Optimal Cellular Prediction

Living cells need to respond to changes in their environment. Yet, mounting a response takes time.Remarkably recent experiments have shown that living cells can detect correlations in the environmental fluctuations to anticipate changes in the environment and mount a response ahead of time. How living cells can predict future signals, how reliably they can do so, and what the fitness benefits of anticipation are, are question that are not understood. In this program, theory and experiments will be employed to address these questions.

Using measures from information theory and ideas from statistical physics, we will study network motifs and environmental stimuli of increasing complexity to derive the fundamental limit to the prediction accuracy as set by the information on the past. We will determine how close biochemical networks can come to this bound, and how this depends on the topology of the network and the resources to build and operate it – protein copies, time, and energy. We will elucidate how the features of the past signal that are most informative about the future signal are encoded in these optimal networks, and how the cell decodes these. The studies on these minimal model systems will uncover general principles of cellular prediction.

We will use our theoretical framework to set up experiments that allow us to test whether two specific biological systems – the E. coli chemotaxis system and the glucose sensing system of yeast – have implemented the uncovered design principles for optimal cellular prediction. We will measure how close these systems come to the fundamental bound on the prediction precision and how this constrains their fitness. We envision that this program will establish information transmission efficiency as a paradigm for understanding cellular function.

Any system, be it a human, bacterium, or robot, must predict the future based on information from the past. That first of all requires this information to be stored. Whereas we do that in our brain, bacteria do it with the help of proteins and energy in the cell, a so-called biochemical network. Ultimately, how much information any system can possibly have about the future, the so-called predictive information, is always limited by the amount and quality of information that it extracts from the past signal. Our work showed that living cells like bacteria can, in principle, reach the fundamental limit on the predictive information as set by the past information: they can extract those bits of past information that are most informative about the future. Yet, our work also shows that reaching this fundamental bound is prohibitively costly, in terms of protein copies and energy. Optimal systems that maximize the predictive information for a given resource cost, as set by protein copies and energy, are indeed not at the information bound. They extract the bits of past information with the best price-to-quality ratio of cost versus predictive power.

We applied our theory to the chemotaxis system of the bacterium E. coli. Using experimental data, we showed that E. coli is indeed not at the information bound, as predicted by our theory. Moreover, our work revealed that for shallow ligand-concentration gradients where sensing becomes particularly challenging, the bacterium is very close to being optimal in terms of predictive information per resource cost. This analysis thus not only suggests that E. coli has been optimized for chemotaxis in challenging environments, but also provides firm support for our newly uncovered design principle that biological systems extract information with the best price-quality ratio.

In parallel, we have also developed a new algorithm, called PWS, that, for the first time, enables the exact computation of the information transmission rate for any stochastic system.

It had been long known that making predictions requires extracting and storing information from the past signal. However, past studies focused on deriving and analyzing systems and schemes that maximize the predictive information per amount of past information: these studies focused on optimal compression schemes, which compress the past input as much as possible while retaining the information content, i.e. the information about the future input. In contrast, our work shows that while this is an important design criterion, it is equally vital to consider the biophysical cost of extracting information, in terms of protein copies and energy. Ultimately, one needs to consider the price-quality ratio of information: the ratio of the predictive content of the stored information versus the cost of obtaining and storing that information.

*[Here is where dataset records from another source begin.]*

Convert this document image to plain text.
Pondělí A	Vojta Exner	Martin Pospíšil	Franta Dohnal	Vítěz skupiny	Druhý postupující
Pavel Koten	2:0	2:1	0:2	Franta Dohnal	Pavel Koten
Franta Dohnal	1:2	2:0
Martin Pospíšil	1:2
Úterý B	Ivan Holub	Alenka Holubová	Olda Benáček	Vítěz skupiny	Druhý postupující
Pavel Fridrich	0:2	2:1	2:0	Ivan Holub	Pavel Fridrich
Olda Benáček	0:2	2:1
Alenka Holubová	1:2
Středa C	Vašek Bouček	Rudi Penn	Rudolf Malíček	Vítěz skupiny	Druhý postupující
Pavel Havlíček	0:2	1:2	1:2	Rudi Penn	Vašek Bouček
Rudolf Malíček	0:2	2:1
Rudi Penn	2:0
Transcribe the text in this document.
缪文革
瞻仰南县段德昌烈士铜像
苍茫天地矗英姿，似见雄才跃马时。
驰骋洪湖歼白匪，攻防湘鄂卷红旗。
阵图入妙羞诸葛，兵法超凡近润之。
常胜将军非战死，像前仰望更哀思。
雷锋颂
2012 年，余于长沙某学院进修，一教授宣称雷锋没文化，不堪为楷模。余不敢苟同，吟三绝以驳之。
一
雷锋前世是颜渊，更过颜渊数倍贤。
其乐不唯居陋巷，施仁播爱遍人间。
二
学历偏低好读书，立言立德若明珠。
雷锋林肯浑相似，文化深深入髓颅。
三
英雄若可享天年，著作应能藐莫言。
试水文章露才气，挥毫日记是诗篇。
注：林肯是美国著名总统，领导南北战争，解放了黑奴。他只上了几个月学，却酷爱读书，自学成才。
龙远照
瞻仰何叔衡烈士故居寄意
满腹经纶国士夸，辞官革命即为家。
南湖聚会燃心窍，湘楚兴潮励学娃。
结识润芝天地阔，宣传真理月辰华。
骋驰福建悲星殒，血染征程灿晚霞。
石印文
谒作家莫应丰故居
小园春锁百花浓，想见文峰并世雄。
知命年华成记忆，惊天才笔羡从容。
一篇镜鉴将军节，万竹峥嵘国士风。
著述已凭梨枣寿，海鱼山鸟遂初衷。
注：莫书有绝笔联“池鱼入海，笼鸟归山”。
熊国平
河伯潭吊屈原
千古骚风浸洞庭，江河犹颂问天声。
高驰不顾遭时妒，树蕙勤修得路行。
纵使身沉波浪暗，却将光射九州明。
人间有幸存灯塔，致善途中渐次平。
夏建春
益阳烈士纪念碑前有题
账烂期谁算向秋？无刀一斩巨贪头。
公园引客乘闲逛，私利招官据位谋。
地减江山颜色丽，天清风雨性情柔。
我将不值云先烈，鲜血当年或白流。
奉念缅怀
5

Importantly, while we have focused on cellular prediction, this principle is far more general: any data compression scheme needs to consider both the information content and the physical cost of compressing it, in terms of material and energy cost. The design principle thus uncovered by our work is thus of very wide significance.

The PWS scheme to compute information transmission is truly a breakthrough. This year it is precisely 75 years ago that Shannon showed how information transmission should be quantified, namely via the mutual information. Yet, exactly computing this mutual information for time-varying signals, necessary to compute the information transmission rate, had been impossible: all existing schemes, except for the simplest systems, required approximations. Our scheme is the first scheme that enables the exact computation of the information transmission rate for any stochastic system: it can be applied to systems in all domains of physics, from biological systems, to optical, mechanical, and electrical systems. PWS is thus expected to have a big impact.

In the coming years, we will extend our theory of prediction to more complicated input signals, and to systems that encode the input into multiple outputs. Moreover, we will use PWS to develop a new scheme that makes it possible to obtain the information transmission rate directly from experiments.